Небольшая комнатка, заполненная разнообразной аппаратурой и стол, который как бы разбивает эту аппаратуру и комнату на две части. На столе этом находится донор, к рукам и телу которого тянутся различные проводки и трубки капельниц. Большая часть всего этого бутафория, призванная поразить впечатлительных. Все что происходит в комнате записывают три камеры, но о их существовании реципиент не знает.

- Ну что, вот и Ваш билет в светлое будущее, - с некоторым самодовольством говорит «доктор», указывая на спящего донора.
- То есть? – не понимающе спрашивает реципиент.
- Все предельно просто, - объясняет «доктор», - подходите, нажимайте на вон ту кнопку, которая помечена красным, наш дорогой друг засыпает крепко-крепко, затем мы готовим Вас к операции и вскорости начнем процедуру, о которой Вы так долго грезили.
- А что произойдет с этим человеком?
- Ну как же, а то Вы не знаете что с ним произойдет, - спокойно отвечает «доктор» и добавляет чуть тише, - а то Вы не знаете как усыпляют собак.
- Так ведь это же не собака… - мямлит реципиент.
Это откровение всегда ошарашивает их. Они думают, что сердце можно было бы просто снять с трупа. В общем-то, так-то оно конечно и есть, вот только убийство брать на себя никто не хочет. В подобных ситуациях некоторые трудности конечно возникают, но чаще всего, человек доведенный до последней черты все-таки делает этот роковой шаг, делает может быть в некотором состоянии аффекта, но все-таки делает, черт его дери.

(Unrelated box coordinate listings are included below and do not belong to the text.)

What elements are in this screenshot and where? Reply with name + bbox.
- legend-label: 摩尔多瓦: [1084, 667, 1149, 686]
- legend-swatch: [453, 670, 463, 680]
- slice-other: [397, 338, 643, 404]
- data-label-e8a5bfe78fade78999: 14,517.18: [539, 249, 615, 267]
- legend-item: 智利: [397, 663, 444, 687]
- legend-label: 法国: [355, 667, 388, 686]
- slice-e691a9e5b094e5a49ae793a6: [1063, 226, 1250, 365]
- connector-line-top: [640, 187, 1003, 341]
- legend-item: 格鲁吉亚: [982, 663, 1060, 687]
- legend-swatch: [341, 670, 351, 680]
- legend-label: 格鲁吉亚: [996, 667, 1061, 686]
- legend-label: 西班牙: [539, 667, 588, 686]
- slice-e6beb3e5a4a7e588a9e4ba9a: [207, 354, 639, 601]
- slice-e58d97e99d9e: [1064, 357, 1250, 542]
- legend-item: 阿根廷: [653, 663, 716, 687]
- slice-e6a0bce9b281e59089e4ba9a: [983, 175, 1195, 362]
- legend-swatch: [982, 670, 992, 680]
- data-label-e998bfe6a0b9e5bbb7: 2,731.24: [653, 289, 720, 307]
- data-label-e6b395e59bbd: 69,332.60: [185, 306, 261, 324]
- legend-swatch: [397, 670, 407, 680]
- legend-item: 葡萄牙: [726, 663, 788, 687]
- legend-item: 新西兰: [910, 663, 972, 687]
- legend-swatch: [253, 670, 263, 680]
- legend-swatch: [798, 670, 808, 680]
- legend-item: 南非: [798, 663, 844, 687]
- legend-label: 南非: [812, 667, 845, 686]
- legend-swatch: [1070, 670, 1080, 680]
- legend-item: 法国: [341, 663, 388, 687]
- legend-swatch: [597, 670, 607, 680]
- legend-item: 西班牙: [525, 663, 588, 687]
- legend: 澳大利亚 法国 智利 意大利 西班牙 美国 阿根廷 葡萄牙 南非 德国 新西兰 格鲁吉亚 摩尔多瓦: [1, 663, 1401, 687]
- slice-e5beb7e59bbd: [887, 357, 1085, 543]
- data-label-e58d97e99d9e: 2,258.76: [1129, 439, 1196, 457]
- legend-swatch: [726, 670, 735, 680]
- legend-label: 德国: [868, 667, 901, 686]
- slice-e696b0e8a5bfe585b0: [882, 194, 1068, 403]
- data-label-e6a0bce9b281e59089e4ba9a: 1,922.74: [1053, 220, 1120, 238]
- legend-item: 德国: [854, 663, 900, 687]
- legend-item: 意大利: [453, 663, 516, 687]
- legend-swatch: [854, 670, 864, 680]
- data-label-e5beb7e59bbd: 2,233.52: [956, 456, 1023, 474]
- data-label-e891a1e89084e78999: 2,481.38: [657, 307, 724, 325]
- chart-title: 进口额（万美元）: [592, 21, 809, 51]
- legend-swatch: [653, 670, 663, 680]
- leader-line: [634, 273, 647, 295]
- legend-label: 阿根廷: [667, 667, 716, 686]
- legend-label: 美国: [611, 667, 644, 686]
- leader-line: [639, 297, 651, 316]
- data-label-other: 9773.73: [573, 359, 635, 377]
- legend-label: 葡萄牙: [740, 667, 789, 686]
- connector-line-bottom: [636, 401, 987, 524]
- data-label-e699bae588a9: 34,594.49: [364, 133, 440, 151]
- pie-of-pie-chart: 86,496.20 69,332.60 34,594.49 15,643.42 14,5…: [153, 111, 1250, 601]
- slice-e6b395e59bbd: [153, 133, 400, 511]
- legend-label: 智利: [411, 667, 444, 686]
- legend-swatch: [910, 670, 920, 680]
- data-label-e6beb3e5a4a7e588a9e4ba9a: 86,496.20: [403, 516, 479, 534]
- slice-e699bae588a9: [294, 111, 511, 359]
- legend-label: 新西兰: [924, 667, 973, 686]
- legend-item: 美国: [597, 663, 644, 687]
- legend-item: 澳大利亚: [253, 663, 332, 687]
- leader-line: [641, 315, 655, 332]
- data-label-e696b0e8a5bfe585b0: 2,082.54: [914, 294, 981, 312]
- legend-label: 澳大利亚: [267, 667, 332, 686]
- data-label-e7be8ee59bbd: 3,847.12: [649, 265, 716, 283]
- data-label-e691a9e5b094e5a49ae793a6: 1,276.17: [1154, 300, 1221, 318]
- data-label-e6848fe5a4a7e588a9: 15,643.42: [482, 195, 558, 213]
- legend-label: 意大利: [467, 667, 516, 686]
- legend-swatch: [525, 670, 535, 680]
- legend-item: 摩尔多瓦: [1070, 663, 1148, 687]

В этом наверняка есть своя загадка, загадка превращения человека, насквозь пропитанного журнальными ценностями, в убийцу.

- Вы главное не думайте об этом, -  успокаивающе говорит «доктор», - Подумайте лучше о том, чем будете заниматься, когда все кончится.

Я не думаю, что нажимая на эту кнопку, которая больше похожа на кнопку запуска баллистических ракет из пафосных кинофильмов о войне, реципиент в действительности убивает донора. Скорее все это сделано для устрашения, чтобы убедить, что вот он я только что убил человека, что теперь убийца я и все такое. Дать в руки нож и сказать, иди убивай… бред конечно же… а тут кнопка, простая кнопка, не выстрел, не удар, просто беззвучное нажатие.

Мы с Ватсоном уже дома. Ватсон сидит, собирает кубик-рубик, я роюсь в старых кассетах для видика, пытаюсь найти ту, где записан наш выпускной.